Moreover, when invasion was being debated, the Herculean task of democratically transforming the Islamic world was never pressed on the American people as central to the mission. Now, it appears to have become the mission, to the point that trying to co-opt jihadists into a political process has somehow become more important than killing them and dealing with the terror states helping them murder Americans — the actual aims of the war we started out fighting (and whose accomplishment would hold more promise for transformation than the iffy Iraqi political process, which teeters largely because hovering terrorists and their backers have not been quelled).

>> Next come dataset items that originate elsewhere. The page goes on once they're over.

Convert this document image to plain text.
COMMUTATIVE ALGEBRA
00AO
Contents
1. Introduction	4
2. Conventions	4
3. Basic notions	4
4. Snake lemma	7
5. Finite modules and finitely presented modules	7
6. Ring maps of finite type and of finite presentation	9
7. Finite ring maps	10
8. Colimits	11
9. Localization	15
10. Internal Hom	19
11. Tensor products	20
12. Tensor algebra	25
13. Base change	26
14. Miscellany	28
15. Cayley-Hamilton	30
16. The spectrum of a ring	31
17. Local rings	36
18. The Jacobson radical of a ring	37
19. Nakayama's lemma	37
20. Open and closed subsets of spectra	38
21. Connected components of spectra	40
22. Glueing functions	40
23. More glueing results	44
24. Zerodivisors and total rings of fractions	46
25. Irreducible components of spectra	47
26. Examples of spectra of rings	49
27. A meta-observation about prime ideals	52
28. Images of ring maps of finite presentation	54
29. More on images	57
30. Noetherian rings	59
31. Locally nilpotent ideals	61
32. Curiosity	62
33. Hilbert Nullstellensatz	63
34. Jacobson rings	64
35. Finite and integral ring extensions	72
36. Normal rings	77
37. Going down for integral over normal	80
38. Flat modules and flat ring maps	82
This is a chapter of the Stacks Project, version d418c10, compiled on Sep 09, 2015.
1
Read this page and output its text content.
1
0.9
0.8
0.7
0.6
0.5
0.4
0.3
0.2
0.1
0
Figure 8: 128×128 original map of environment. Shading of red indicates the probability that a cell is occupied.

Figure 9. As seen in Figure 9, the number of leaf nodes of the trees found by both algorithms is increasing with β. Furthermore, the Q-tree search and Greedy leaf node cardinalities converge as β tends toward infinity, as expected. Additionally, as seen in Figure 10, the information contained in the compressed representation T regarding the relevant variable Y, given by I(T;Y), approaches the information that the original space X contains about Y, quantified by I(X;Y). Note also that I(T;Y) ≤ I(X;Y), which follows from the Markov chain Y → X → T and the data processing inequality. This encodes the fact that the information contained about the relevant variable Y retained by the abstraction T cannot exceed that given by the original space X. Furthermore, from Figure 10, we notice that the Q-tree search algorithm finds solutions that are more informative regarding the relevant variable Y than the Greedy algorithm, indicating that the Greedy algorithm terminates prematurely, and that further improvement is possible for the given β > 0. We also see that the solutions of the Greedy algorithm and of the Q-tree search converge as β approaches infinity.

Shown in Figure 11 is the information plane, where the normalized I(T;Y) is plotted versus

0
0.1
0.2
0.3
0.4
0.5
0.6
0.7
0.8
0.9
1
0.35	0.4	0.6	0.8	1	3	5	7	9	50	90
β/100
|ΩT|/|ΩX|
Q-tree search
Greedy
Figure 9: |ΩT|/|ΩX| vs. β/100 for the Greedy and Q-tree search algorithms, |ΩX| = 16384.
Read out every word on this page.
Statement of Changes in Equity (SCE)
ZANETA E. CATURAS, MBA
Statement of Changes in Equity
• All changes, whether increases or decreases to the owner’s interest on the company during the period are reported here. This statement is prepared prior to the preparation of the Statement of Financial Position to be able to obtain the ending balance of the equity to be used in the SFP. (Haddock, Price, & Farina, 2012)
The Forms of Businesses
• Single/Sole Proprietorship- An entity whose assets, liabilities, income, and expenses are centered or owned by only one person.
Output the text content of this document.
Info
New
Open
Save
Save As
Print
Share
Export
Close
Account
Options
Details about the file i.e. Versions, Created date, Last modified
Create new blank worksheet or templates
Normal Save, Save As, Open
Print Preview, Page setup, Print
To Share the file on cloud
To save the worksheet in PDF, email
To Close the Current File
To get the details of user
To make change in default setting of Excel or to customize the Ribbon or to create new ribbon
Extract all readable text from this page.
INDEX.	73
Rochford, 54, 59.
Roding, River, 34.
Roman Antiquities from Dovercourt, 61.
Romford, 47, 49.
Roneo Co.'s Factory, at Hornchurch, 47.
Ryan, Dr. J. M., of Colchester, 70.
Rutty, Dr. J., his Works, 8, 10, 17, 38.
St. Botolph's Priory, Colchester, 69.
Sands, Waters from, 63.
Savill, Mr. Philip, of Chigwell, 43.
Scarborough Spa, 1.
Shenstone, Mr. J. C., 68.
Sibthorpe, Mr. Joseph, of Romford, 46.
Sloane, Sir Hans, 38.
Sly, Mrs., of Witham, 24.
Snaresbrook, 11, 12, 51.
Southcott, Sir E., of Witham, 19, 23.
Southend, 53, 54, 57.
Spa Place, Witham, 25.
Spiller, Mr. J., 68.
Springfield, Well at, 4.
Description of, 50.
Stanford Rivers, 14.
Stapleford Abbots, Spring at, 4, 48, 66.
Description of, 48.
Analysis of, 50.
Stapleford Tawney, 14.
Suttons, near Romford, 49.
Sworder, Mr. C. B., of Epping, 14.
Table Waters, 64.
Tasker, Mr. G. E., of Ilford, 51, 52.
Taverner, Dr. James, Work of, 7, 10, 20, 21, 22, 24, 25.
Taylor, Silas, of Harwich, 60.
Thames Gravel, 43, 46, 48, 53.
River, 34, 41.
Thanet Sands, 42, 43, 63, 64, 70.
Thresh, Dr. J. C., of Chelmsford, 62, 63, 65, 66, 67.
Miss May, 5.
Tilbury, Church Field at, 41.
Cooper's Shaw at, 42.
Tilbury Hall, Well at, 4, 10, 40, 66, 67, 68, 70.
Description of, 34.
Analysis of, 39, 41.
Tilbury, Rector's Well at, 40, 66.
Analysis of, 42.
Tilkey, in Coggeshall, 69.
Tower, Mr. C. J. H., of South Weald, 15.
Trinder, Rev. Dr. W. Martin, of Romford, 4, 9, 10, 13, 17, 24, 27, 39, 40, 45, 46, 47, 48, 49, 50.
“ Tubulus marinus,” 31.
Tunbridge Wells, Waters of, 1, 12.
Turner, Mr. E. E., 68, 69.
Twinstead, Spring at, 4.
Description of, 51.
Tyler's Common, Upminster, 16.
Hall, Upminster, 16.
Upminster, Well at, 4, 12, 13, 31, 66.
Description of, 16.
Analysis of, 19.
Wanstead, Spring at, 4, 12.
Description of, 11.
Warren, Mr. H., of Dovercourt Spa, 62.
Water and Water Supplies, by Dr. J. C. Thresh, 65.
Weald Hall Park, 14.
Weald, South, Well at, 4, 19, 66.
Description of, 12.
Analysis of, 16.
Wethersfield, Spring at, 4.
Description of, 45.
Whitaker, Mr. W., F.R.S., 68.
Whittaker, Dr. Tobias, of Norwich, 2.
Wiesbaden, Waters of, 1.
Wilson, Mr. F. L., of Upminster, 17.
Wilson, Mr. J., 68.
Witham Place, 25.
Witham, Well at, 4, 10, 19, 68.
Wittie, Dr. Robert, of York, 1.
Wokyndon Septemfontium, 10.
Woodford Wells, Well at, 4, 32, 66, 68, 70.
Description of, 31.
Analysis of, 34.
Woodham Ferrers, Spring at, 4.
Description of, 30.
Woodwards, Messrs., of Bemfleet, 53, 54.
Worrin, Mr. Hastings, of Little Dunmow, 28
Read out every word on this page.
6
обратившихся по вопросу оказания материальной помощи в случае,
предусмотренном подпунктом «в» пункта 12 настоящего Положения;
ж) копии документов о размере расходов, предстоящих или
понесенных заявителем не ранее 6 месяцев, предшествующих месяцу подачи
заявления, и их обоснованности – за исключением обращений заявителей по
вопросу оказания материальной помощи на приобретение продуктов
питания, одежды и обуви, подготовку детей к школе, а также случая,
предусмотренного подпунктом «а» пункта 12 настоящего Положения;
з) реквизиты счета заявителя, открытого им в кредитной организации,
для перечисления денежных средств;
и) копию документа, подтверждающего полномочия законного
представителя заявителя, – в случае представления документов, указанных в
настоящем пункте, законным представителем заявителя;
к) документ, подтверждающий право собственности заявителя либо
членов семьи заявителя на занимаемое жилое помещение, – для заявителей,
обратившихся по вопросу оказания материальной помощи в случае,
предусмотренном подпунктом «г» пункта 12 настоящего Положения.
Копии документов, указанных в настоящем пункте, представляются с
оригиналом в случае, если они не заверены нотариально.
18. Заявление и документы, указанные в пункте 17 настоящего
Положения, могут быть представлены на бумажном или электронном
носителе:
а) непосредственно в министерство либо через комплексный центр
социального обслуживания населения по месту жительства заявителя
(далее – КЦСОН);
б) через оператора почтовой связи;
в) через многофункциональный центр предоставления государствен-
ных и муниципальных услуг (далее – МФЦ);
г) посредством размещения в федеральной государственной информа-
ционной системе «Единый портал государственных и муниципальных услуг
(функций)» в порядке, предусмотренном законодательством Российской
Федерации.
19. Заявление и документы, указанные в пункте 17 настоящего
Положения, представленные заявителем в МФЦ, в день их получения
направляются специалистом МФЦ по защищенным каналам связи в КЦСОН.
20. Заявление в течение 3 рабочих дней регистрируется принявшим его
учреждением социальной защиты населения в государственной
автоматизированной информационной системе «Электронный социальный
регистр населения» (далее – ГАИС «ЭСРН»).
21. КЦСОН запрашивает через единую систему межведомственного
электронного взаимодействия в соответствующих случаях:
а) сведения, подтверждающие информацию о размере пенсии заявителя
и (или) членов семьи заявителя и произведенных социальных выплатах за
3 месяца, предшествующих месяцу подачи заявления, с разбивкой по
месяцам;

Yes, Americans have made immense nation-building sacrifices before. But the peril posed by Nazi Germany and imperial Japan was indisputably real — no one could attribute it to bad intelligence. After years of war and thousands upon thousands of casualties, Americans understood that their security hinged on supplanting those regimes with something approximating Anglo-American governance, however long that took. And we made sure the enemy was utterly defeated before those rebuilding efforts took place. No one has ever made the case that what was true of Germany and Japan is true of Iraq — and it is anything but obvious on the surface.

Thus it is unsurprising to find public opinion souring. Advancing freedom, something that was never a rallying cry, turns out to be much more burdensome than anticipated. Americans don't believe, as Brooks suggests, that advancing freedom in Iraq is a “lost cause.” It is, instead, a cause they've never been sold on to begin with. Thin, to say the least, will be their patience for expending precious lives and copious sums on it unless it is convincingly tied to American national security.

What the American people care about is defeating militant Islam. Notice that even people who've never been enthusiastic about going to Iraq, and who would not commit U.S. troops to advance freedom in, say, Sudan (where regime atrocities against the citizenry are comparable to Saddam's Iraq), reluctantly agree that we cannot pull out of Iraq now. That's not because they've suddenly been converted to the freedom-spreading project. It's because they know that leaving when terrorism runs rampant would be a victory for militant Islam. It would encourage our enemies toward more terrorism.

Vanquishing jihadists and their facilitators is something Americans now connect instinctively to their security. It will always have their strong support and never be thought a lost cause. But as long as the war on terror is portrayed as an airy and potentially limitless campaign to spread freedom, the public will not ardently support it. The causal connection between the Islamic world being free and Americans being safe is not clear. Indeed, it has never been.

— Andrew C. McCarthy, a former federal prosecutor, is a senior fellow at the Foundation for the Defense of Democracies.